RUSH: Exactly right.

CALLER: Sometimes I feel like there is something wrong with that.

RUSH: And you shouldn’t have to hide it if you succeed at advancing yourself.

CALLER: Yeah.

RUSH: Now, it’s perfectly fine to be humble.

CALLER: Yeah.

RUSH: It’s perfectly fine to be well-mannered and polite and all that, but it’s like Buckley said, back in the thirties, the days of FDR, it was said that we had to go collectivist or socialist because there are too many poor people. Now we have to do it because there are too many rich people. The left just can’t decide. They just can’t be happy. And at the root of it anyway is control over people. They just offer whatever excuse they think will sell at a given time to try sell socialism.

Somebody like you comes along and you end up being the problem. You are pointed to as a problem. You’re pointed to as a rare example of what’s wrong with the country, and it’s just the exact opposite. You’ve had influences that have inspired you. You can do the same thing for other people. That’s the value in success. That’s the value in achieving things. It has the ability to inspire others to want to emulate it, and you can further that along.
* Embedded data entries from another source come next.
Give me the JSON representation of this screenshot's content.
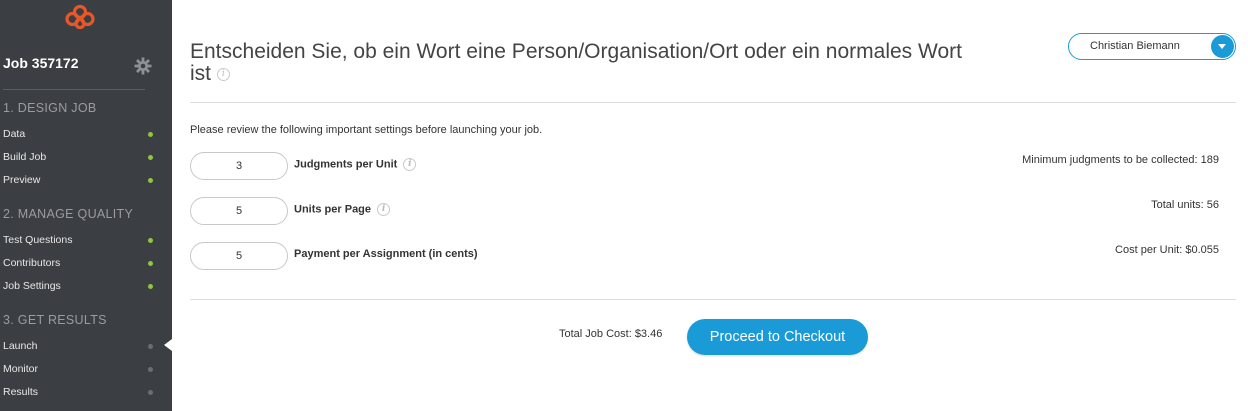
{
  "sidebar": {
    "job_title": "Job 357172",
    "sections": [
      {
        "heading": "1. DESIGN JOB",
        "items": [
          {
            "label": "Data",
            "status": "complete"
          },
          {
            "label": "Build Job",
            "status": "complete"
          },
          {
            "label": "Preview",
            "status": "complete"
          }
        ]
      },
      {
        "heading": "2. MANAGE QUALITY",
        "items": [
          {
            "label": "Test Questions",
            "status": "complete"
          },
          {
            "label": "Contributors",
            "status": "complete"
          },
          {
            "label": "Job Settings",
            "status": "complete"
          }
        ]
      },
      {
        "heading": "3. GET RESULTS",
        "items": [
          {
            "label": "Launch",
            "status": "active"
          },
          {
            "label": "Monitor",
            "status": "pending"
          },
          {
            "label": "Results",
            "status": "pending"
          }
        ]
      }
    ]
  },
  "header": {
    "page_title": "Entscheiden Sie, ob ein Wort eine Person/Organisation/Ort oder ein normales Wort ist",
    "user_name": "Christian Biemann"
  },
  "launch": {
    "intro": "Please review the following important settings before launching your job.",
    "settings": [
      {
        "label": "Judgments per Unit",
        "value": "3",
        "has_info": true,
        "stat": "Minimum judgments to be collected: 189"
      },
      {
        "label": "Units per Page",
        "value": "5",
        "has_info": true,
        "stat": "Total units: 56"
      },
      {
        "label": "Payment per Assignment (in cents)",
        "value": "5",
        "has_info": false,
        "stat": "Cost per Unit: $0.055"
      }
    ],
    "total_cost": "Total Job Cost: $3.46",
    "checkout_label": "Proceed to Checkout"
  },
  "icons": {
    "info": "i"
  },
  "colors": {
    "sidebar_bg": "#3b3e42",
    "accent_blue": "#1a9bd7",
    "status_green": "#8dc63f",
    "logo_orange": "#e8572a"
  }
}
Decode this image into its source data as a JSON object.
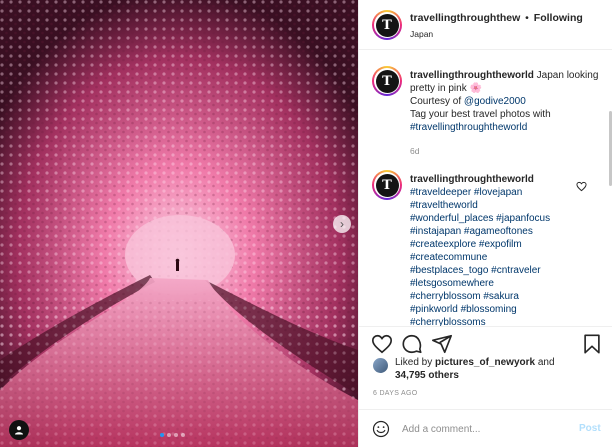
{
  "post": {
    "author": "travellingthroughtheworld",
    "author_header": "travellingthroughthew",
    "follow_separator": "•",
    "follow_status": "Following",
    "location": "Japan",
    "avatar_letter": "T"
  },
  "caption": {
    "username": "travellingthroughtheworld",
    "line1": "Japan looking pretty in pink",
    "emoji": "🌸",
    "line2_prefix": "Courtesy of",
    "mention": "@godive2000",
    "line3": "Tag your best travel photos with",
    "hashtag": "#travellingthroughtheworld",
    "age": "6d"
  },
  "comment": {
    "username": "travellingthroughtheworld",
    "hashtags": [
      "#traveldeeper #lovejapan",
      "#traveltheworld",
      "#wonderful_places #japanfocus",
      "#instajapan #agameoftones",
      "#createexplore #expofilm",
      "#createcommune",
      "#bestplaces_togo #cntraveler",
      "#letsgosomewhere",
      "#cherryblossom #sakura",
      "#pinkworld #blossoming",
      "#cherryblossoms"
    ]
  },
  "likes": {
    "prefix": "Liked by",
    "user": "pictures_of_newyork",
    "and": "and",
    "count": "34,795 others"
  },
  "post_date": "6 DAYS AGO",
  "composer": {
    "placeholder": "Add a comment...",
    "post_label": "Post"
  },
  "carousel": {
    "slide_count": 4,
    "active_index": 0
  },
  "colors": {
    "link": "#00376b",
    "muted": "#8e8e8e",
    "post_disabled": "#b2dffc",
    "active_dot": "#2196f3"
  },
  "icons": [
    "heart-icon",
    "comment-icon",
    "share-icon",
    "bookmark-icon",
    "emoji-icon",
    "user-tag-icon",
    "chevron-right-icon"
  ]
}
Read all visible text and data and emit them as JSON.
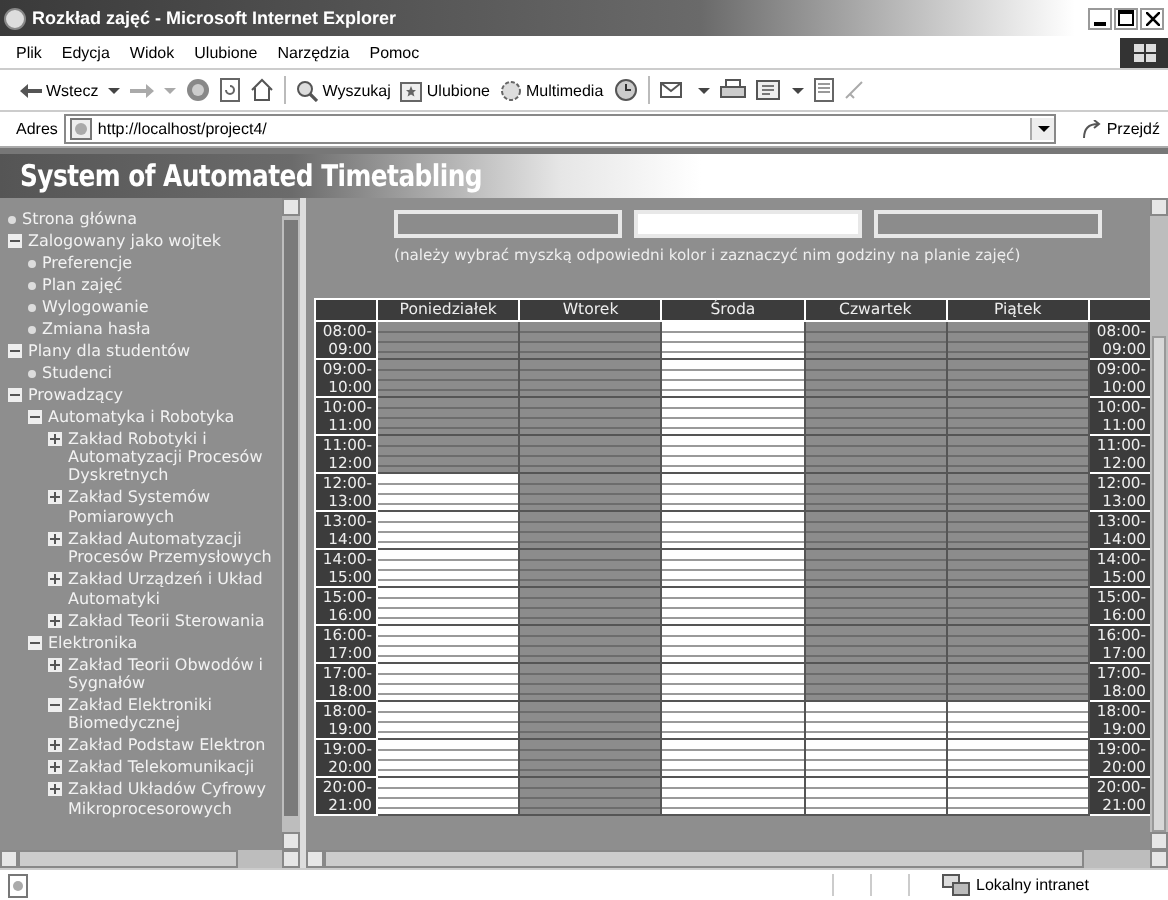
{
  "window": {
    "title": "Rozkład zajęć - Microsoft Internet Explorer"
  },
  "menu": [
    "Plik",
    "Edycja",
    "Widok",
    "Ulubione",
    "Narzędzia",
    "Pomoc"
  ],
  "toolbar": {
    "back": "Wstecz",
    "search": "Wyszukaj",
    "favorites": "Ulubione",
    "media": "Multimedia"
  },
  "address": {
    "label": "Adres",
    "value": "http://localhost/project4/",
    "go": "Przejdź"
  },
  "banner": "System of Automated Timetabling",
  "sidebar": {
    "items": [
      {
        "kind": "link",
        "label": "Strona główna"
      },
      {
        "kind": "folder",
        "label": "Zalogowany jako wojtek",
        "expanded": true,
        "children": [
          {
            "kind": "link",
            "label": "Preferencje"
          },
          {
            "kind": "link",
            "label": "Plan zajęć"
          },
          {
            "kind": "link",
            "label": "Wylogowanie"
          },
          {
            "kind": "link",
            "label": "Zmiana hasła"
          }
        ]
      },
      {
        "kind": "folder",
        "label": "Plany dla studentów",
        "expanded": true,
        "children": [
          {
            "kind": "link",
            "label": "Studenci"
          }
        ]
      },
      {
        "kind": "folder",
        "label": "Prowadzący",
        "expanded": true,
        "children": [
          {
            "kind": "folder",
            "label": "Automatyka i Robotyka",
            "expanded": true,
            "children": [
              {
                "kind": "folder",
                "label": "Zakład Robotyki i Automatyzacji Procesów Dyskretnych",
                "expanded": false
              },
              {
                "kind": "folder",
                "label": "Zakład Systemów Pomiarowych",
                "expanded": false
              },
              {
                "kind": "folder",
                "label": "Zakład Automatyzacji Procesów Przemysłowych",
                "expanded": false
              },
              {
                "kind": "folder",
                "label": "Zakład Urządzeń i Układ Automatyki",
                "expanded": false
              },
              {
                "kind": "folder",
                "label": "Zakład Teorii Sterowania",
                "expanded": false
              }
            ]
          },
          {
            "kind": "folder",
            "label": "Elektronika",
            "expanded": true,
            "children": [
              {
                "kind": "folder",
                "label": "Zakład Teorii Obwodów i Sygnałów",
                "expanded": false
              },
              {
                "kind": "folder",
                "label": "Zakład Elektroniki Biomedycznej",
                "expanded": true
              },
              {
                "kind": "folder",
                "label": "Zakład Podstaw Elektron",
                "expanded": false
              },
              {
                "kind": "folder",
                "label": "Zakład Telekomunikacji",
                "expanded": false
              },
              {
                "kind": "folder",
                "label": "Zakład Układów Cyfrowy Mikroprocesorowych",
                "expanded": false
              }
            ]
          }
        ]
      }
    ]
  },
  "availability": {
    "swatches": [
      {
        "color": "#8c8c8c"
      },
      {
        "color": "#ffffff"
      },
      {
        "color": "#8c8c8c"
      }
    ],
    "hint": "(należy wybrać myszką odpowiedni kolor i zaznaczyć nim godziny na planie zajęć)"
  },
  "timetable": {
    "days": [
      "Poniedziałek",
      "Wtorek",
      "Środa",
      "Czwartek",
      "Piątek"
    ],
    "rows": [
      {
        "left": "08:00-\n09:00",
        "right": "08:00-\n09:00",
        "free": [
          false,
          false,
          true,
          false,
          false
        ]
      },
      {
        "left": "09:00-\n10:00",
        "right": "09:00-\n10:00",
        "free": [
          false,
          false,
          true,
          false,
          false
        ]
      },
      {
        "left": "10:00-\n11:00",
        "right": "10:00-\n11:00",
        "free": [
          false,
          false,
          true,
          false,
          false
        ]
      },
      {
        "left": "11:00-\n12:00",
        "right": "11:00-\n12:00",
        "free": [
          false,
          false,
          true,
          false,
          false
        ]
      },
      {
        "left": "12:00-\n13:00",
        "right": "12:00-\n13:00",
        "free": [
          true,
          false,
          true,
          false,
          false
        ]
      },
      {
        "left": "13:00-\n14:00",
        "right": "13:00-\n14:00",
        "free": [
          true,
          false,
          true,
          false,
          false
        ]
      },
      {
        "left": "14:00-\n15:00",
        "right": "14:00-\n15:00",
        "free": [
          true,
          false,
          true,
          false,
          false
        ]
      },
      {
        "left": "15:00-\n16:00",
        "right": "15:00-\n16:00",
        "free": [
          true,
          false,
          true,
          false,
          false
        ]
      },
      {
        "left": "16:00-\n17:00",
        "right": "16:00-\n17:00",
        "free": [
          true,
          false,
          true,
          false,
          false
        ]
      },
      {
        "left": "17:00-\n18:00",
        "right": "17:00-\n18:00",
        "free": [
          true,
          false,
          true,
          false,
          false
        ]
      },
      {
        "left": "18:00-\n19:00",
        "right": "18:00-\n19:00",
        "free": [
          true,
          false,
          true,
          true,
          true
        ]
      },
      {
        "left": "19:00-\n20:00",
        "right": "19:00-\n20:00",
        "free": [
          true,
          false,
          true,
          true,
          true
        ]
      },
      {
        "left": "20:00-\n21:00",
        "right": "20:00-\n21:00",
        "free": [
          true,
          false,
          true,
          true,
          true
        ]
      }
    ]
  },
  "status_bar": {
    "zone": "Lokalny intranet"
  }
}
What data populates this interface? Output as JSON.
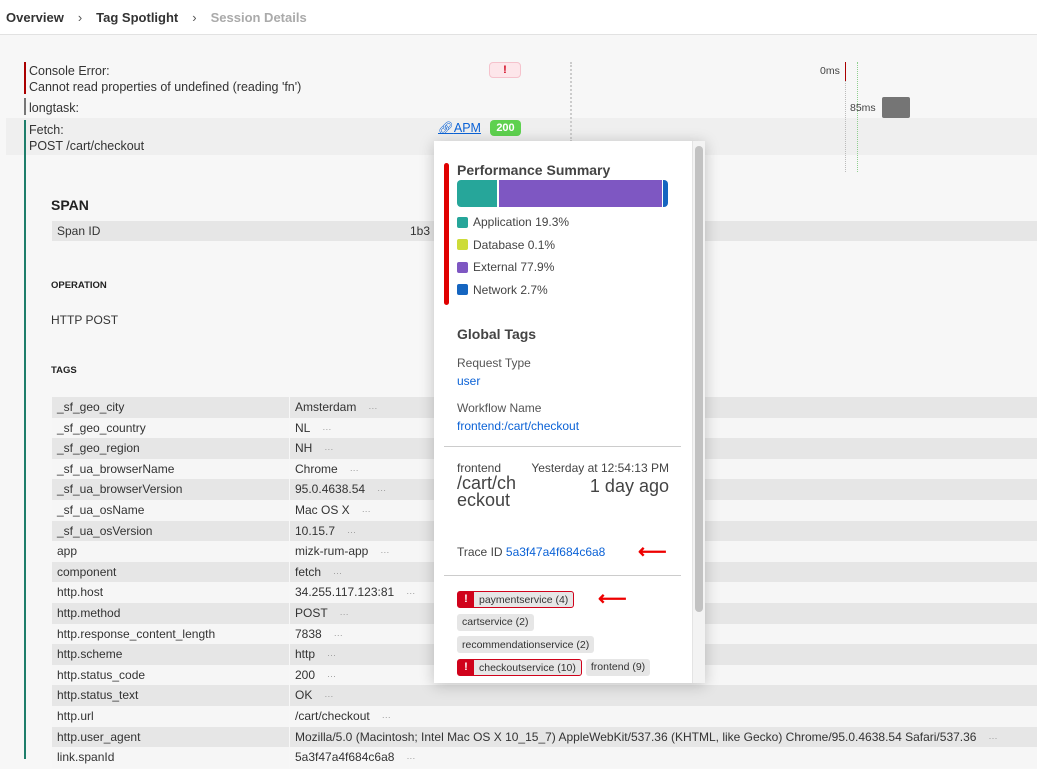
{
  "breadcrumb": [
    "Overview",
    "Tag Spotlight",
    "Session Details"
  ],
  "events": {
    "console_error": {
      "label": "Console Error:",
      "message": "Cannot read properties of undefined (reading 'fn')",
      "badge": "!",
      "time": "0ms"
    },
    "longtask": {
      "label": "longtask:",
      "time": "85ms"
    },
    "fetch": {
      "label": "Fetch:",
      "request": "POST /cart/checkout",
      "apm_link": "APM",
      "status": "200"
    }
  },
  "span": {
    "title": "SPAN",
    "span_id_label": "Span ID",
    "span_id_value": "1b3",
    "operation_title": "OPERATION",
    "operation": "HTTP POST",
    "tags_title": "TAGS"
  },
  "tags": [
    {
      "k": "_sf_geo_city",
      "v": "Amsterdam"
    },
    {
      "k": "_sf_geo_country",
      "v": "NL"
    },
    {
      "k": "_sf_geo_region",
      "v": "NH"
    },
    {
      "k": "_sf_ua_browserName",
      "v": "Chrome"
    },
    {
      "k": "_sf_ua_browserVersion",
      "v": "95.0.4638.54"
    },
    {
      "k": "_sf_ua_osName",
      "v": "Mac OS X"
    },
    {
      "k": "_sf_ua_osVersion",
      "v": "10.15.7"
    },
    {
      "k": "app",
      "v": "mizk-rum-app"
    },
    {
      "k": "component",
      "v": "fetch"
    },
    {
      "k": "http.host",
      "v": "34.255.117.123:81"
    },
    {
      "k": "http.method",
      "v": "POST"
    },
    {
      "k": "http.response_content_length",
      "v": "7838"
    },
    {
      "k": "http.scheme",
      "v": "http"
    },
    {
      "k": "http.status_code",
      "v": "200"
    },
    {
      "k": "http.status_text",
      "v": "OK"
    },
    {
      "k": "http.url",
      "v": "/cart/checkout"
    },
    {
      "k": "http.user_agent",
      "v": "Mozilla/5.0 (Macintosh; Intel Mac OS X 10_15_7) AppleWebKit/537.36 (KHTML, like Gecko) Chrome/95.0.4638.54 Safari/537.36"
    },
    {
      "k": "link.spanId",
      "v": "5a3f47a4f684c6a8"
    }
  ],
  "popup": {
    "perf_title": "Performance Summary",
    "breakdown": [
      {
        "name": "Application",
        "pct": 19.3,
        "label": "19.3%",
        "color": "#26a69a"
      },
      {
        "name": "Database",
        "pct": 0.1,
        "label": "0.1%",
        "color": "#cddc39"
      },
      {
        "name": "External",
        "pct": 77.9,
        "label": "77.9%",
        "color": "#7e57c2"
      },
      {
        "name": "Network",
        "pct": 2.7,
        "label": "2.7%",
        "color": "#1565c0"
      }
    ],
    "global_tags_title": "Global Tags",
    "request_type_label": "Request Type",
    "request_type": "user",
    "workflow_label": "Workflow Name",
    "workflow": "frontend:/cart/checkout",
    "service": "frontend",
    "when": "Yesterday at 12:54:13 PM",
    "endpoint": "/cart/checkout",
    "ago": "1 day ago",
    "trace_label": "Trace ID",
    "trace_id": "5a3f47a4f684c6a8",
    "services": [
      {
        "name": "paymentservice (4)",
        "error": true
      },
      {
        "name": "cartservice (2)",
        "error": false
      },
      {
        "name": "recommendationservice (2)",
        "error": false
      },
      {
        "name": "checkoutservice (10)",
        "error": true
      },
      {
        "name": "frontend (9)",
        "error": false
      }
    ]
  },
  "colors": {
    "error": "#d0021b",
    "link": "#0b62d6",
    "success": "#5ed14f",
    "fetch_bar": "#1e7e6b"
  }
}
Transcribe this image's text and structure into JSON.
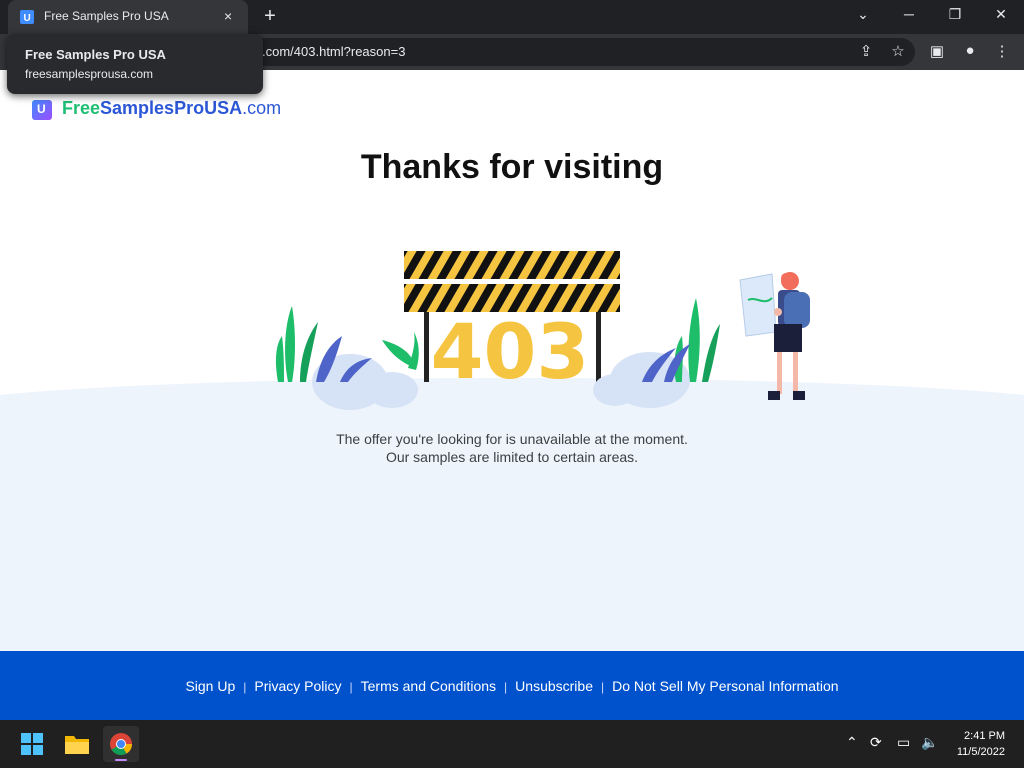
{
  "browser": {
    "tab_title": "Free Samples Pro USA",
    "tab_close": "×",
    "new_tab": "+",
    "url": ".com/403.html?reason=3",
    "tooltip_title": "Free Samples Pro USA",
    "tooltip_url": "freesamplesprousa.com"
  },
  "logo": {
    "free": "Free",
    "samples": "Samples",
    "pro": "Pro",
    "usa": "USA",
    "dotcom": ".com"
  },
  "page": {
    "heading": "Thanks for visiting",
    "error_code": "403",
    "message_line1": "The offer you're looking for is unavailable at the moment.",
    "message_line2": "Our samples are limited to certain areas."
  },
  "footer": {
    "links": [
      "Sign Up",
      "Privacy Policy",
      "Terms and Conditions",
      "Unsubscribe",
      "Do Not Sell My Personal Information"
    ],
    "separator": "|"
  },
  "taskbar": {
    "time": "2:41 PM",
    "date": "11/5/2022"
  },
  "colors": {
    "brand_blue": "#0052cc",
    "logo_green": "#1dbf73",
    "logo_blue": "#2b57d6",
    "stripe_yellow": "#f5c542",
    "ground": "#eef4fc"
  },
  "icons": [
    "minimize-icon",
    "restore-icon",
    "close-icon",
    "share-icon",
    "star-icon",
    "sidebar-icon",
    "profile-icon",
    "menu-icon",
    "windows-start-icon",
    "file-explorer-icon",
    "chrome-icon",
    "chevron-up-icon",
    "sync-icon",
    "network-icon",
    "volume-icon"
  ]
}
Fight the guilt. There should be no guilt whatsoever if everything you’ve come by is genuine. Now, if you’ve cheated people out of it, if you’ve stolen from people, that’s a whole different game, but you haven’t done that, doesn’t sound like your father has. So there’s no reason to feel guilty. Actively fight it. It’s a prison that you are gonna put yourself in. And you’re gonna fall prey to the class warfare that the Democrats use. That it isn’t fair for people like you and we have to take from you ’cause you’re not paying your fair share. You’ve got more than you should have. You’ve got more than you need. You don’t need as much as you have. We’re gonna come get it.

The danger is that there are lots of other Americans who will agree with that and who don’t even know you that will end up resenting you or disliking you or what have you. It’s a tactic that the left has used, the Democrat Party has popularized it. And you’re impressionable, you know, you’re 18, and so forth. You still have lots of failure ahead of you, too. Not everything’s gonna work out. You have a lot of opportunities. You’re gonna botch some. It’s called life.

You’re gonna see both sides of this, and you’ll have a greater appreciation for success as those things happen. Everything is a learning experience. You’ll see what I’m talking about.